In all trials we observed a dose-dependent reduction in longevity. For example, in a representative trial using N2 hermaphrodites, mean lifespans (20oC) were as follows: Control, 20.0±0.6 days; 0.05mM EUK-8, 20.6±0.5 days; 0.5mM, 14.7±0.4 days; and 5.0mM, 3.8±0.1 days (average sample size per test, 84 animals; range 72-100). We also measured the effect of EUK-8 on fertility in self-fertilizing hermaphrodites. As previously seen (1), no major reduction in fertility resulted from treatment with 0.05mM or 0.5mM EUK-8 (progeny numbers: control, 159±36 [S.D.], N=54 broods counted; 0.05mM, 151±38, N=56; 0.5mM, 143±33, N=61; when animals are raised from hatching liquid culture, brood sizes are reduced relative to those of animals maintained on agar plates). However, in 5mM EUK-8 brood size fell to 14±7 (N=11) (figures are means from four separate trials).

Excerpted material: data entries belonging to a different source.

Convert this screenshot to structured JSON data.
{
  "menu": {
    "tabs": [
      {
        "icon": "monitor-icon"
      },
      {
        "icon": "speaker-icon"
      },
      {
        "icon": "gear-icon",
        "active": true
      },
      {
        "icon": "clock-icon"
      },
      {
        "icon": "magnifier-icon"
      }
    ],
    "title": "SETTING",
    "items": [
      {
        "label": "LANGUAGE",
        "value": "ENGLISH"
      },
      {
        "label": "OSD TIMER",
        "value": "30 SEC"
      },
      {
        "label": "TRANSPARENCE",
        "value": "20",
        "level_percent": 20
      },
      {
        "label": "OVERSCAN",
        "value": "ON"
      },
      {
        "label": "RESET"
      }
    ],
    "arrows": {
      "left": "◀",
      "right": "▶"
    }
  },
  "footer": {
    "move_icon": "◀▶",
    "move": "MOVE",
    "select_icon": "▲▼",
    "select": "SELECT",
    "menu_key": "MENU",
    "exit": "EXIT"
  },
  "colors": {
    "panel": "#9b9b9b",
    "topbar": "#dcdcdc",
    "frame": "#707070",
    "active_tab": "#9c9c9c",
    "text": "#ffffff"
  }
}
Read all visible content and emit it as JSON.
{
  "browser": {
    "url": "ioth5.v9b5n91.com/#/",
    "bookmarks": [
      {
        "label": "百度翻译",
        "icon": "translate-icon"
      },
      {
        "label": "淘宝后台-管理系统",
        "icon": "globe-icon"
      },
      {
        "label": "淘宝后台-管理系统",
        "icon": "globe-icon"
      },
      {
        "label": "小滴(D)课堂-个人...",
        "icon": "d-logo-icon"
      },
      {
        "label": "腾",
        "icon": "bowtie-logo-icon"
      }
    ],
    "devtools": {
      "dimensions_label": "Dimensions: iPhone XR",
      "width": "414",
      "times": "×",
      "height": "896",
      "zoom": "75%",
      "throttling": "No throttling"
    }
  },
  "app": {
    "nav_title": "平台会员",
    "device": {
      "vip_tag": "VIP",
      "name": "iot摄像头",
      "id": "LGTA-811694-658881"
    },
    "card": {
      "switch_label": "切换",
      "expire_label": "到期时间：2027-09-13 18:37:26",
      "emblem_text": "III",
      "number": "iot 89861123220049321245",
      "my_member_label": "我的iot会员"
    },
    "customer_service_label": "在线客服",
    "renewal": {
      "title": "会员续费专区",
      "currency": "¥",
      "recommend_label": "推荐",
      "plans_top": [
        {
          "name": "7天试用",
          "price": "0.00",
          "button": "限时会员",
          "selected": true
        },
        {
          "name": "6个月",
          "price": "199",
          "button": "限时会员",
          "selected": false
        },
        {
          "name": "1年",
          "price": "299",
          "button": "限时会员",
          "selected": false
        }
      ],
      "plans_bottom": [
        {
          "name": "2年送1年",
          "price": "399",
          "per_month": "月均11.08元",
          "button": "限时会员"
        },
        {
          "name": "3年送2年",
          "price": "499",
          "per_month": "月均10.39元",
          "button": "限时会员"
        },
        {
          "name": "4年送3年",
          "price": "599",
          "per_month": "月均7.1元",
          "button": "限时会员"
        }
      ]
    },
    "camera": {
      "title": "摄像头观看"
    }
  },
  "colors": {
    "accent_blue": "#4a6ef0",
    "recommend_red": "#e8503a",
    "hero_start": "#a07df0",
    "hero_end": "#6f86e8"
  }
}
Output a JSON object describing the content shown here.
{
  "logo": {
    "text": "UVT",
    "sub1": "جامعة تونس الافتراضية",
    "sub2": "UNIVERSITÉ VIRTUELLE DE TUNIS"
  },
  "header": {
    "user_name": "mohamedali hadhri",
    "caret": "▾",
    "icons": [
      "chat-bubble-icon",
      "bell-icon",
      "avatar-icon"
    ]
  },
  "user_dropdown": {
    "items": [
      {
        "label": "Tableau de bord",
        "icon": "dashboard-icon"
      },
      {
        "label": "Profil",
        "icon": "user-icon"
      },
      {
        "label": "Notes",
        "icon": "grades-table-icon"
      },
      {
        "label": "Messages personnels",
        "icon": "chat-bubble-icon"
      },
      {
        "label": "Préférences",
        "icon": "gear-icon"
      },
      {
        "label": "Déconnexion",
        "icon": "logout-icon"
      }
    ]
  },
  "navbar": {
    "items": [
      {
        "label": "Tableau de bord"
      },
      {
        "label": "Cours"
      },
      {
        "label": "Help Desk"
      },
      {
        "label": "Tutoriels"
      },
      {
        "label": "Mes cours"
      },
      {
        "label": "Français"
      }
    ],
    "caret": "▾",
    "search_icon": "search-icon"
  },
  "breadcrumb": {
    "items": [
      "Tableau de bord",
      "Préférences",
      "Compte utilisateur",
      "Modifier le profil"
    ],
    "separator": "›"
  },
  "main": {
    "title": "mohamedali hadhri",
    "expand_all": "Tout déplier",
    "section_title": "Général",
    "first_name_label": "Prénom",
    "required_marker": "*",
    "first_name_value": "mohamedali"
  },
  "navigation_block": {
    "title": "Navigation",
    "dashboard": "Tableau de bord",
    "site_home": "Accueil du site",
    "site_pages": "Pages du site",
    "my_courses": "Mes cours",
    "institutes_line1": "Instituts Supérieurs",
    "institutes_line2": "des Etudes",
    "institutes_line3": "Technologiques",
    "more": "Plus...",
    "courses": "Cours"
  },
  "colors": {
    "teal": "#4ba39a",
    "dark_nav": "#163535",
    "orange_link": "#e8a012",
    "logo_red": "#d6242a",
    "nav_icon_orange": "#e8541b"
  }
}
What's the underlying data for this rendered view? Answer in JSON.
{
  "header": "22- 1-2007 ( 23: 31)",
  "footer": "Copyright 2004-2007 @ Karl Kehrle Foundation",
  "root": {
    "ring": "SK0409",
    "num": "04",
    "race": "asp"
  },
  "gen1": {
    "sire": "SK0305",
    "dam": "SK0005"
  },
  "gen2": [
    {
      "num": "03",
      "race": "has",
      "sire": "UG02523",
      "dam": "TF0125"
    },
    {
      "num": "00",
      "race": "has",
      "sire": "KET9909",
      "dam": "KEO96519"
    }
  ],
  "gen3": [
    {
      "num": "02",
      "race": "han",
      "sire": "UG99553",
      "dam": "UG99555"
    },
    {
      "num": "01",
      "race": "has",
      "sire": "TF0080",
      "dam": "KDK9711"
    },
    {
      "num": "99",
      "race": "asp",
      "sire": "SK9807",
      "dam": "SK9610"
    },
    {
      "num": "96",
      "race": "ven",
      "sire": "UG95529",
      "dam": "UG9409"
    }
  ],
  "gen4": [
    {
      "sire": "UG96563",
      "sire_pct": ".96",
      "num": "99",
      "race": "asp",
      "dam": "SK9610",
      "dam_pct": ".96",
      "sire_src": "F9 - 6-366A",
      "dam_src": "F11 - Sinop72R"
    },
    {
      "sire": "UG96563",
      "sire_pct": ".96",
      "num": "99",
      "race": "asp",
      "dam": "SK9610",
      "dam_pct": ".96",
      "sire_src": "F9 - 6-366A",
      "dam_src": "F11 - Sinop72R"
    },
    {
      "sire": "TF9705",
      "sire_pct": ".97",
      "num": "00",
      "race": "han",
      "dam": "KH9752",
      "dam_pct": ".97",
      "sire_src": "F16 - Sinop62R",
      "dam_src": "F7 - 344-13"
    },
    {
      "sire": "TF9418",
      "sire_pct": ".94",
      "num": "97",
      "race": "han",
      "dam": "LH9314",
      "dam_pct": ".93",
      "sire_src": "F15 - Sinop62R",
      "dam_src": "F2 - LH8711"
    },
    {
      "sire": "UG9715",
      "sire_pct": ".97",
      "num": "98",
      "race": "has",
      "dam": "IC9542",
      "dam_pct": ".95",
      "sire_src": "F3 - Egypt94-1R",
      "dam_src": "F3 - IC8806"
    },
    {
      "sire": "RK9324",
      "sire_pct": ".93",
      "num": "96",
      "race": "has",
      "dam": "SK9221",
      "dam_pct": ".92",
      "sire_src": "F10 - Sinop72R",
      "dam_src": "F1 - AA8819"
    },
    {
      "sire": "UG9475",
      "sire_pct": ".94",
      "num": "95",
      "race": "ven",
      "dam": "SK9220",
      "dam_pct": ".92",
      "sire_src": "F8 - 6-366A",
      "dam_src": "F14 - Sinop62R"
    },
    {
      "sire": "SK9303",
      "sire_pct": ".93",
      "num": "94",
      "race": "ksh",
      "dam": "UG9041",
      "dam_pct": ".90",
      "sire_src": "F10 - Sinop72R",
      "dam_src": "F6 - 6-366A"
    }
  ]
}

Thus, in our hands, EUK-8 did not increase lifespan, but rather, proved to be mildly toxic. It remains unclear whether the failure of EUK-8 to increase lifespan is because a) increased SOD activity does not retard ageing in C. elegans; b) EUK-8 does not have SOD activity in C. elegans; or c) EUK-8 is not taken up by worms (however, the dose-dependent reduction of lifespan seen suggests that EUK-8, or a derivative of it, is entering the worms). One possibility is that EUK-8 is inactivated by E. coli. With this in mind, we tested the effect of EUK-8 on axenically cultured N2 hermaphrodites (2). However, under these conditions a similar dose-dependent shortening of lifespan was seen. Mean lifespans for a representative trail are: Control, 33.8±0.8 days; 0.05mM EUK-8, 33.5±0.7 days; 0.5 mM, 24.8±1.1 days; and 5.0mM, 5.5±0.3 days (2 trials, 288 animals; note that culture in axenic medium increased lifespan, as previously observed). Thus, the toxicity of EUK-8 is not the result of an unusual interaction between EUK-8 and E. coli.

The reason for the differences between our results and those previously reported remain unclear. Our findings will only be fully interpretable when it is known whether administration of EUK-8 to C. elegans results in increased intracellular SOD levels, and protection against superoxide.

1. Melov, S., et al. Science 289, 1567 (2000). 2. Vanfleteren, J.R., et al. J. Gerontol. 53, B393 (1998).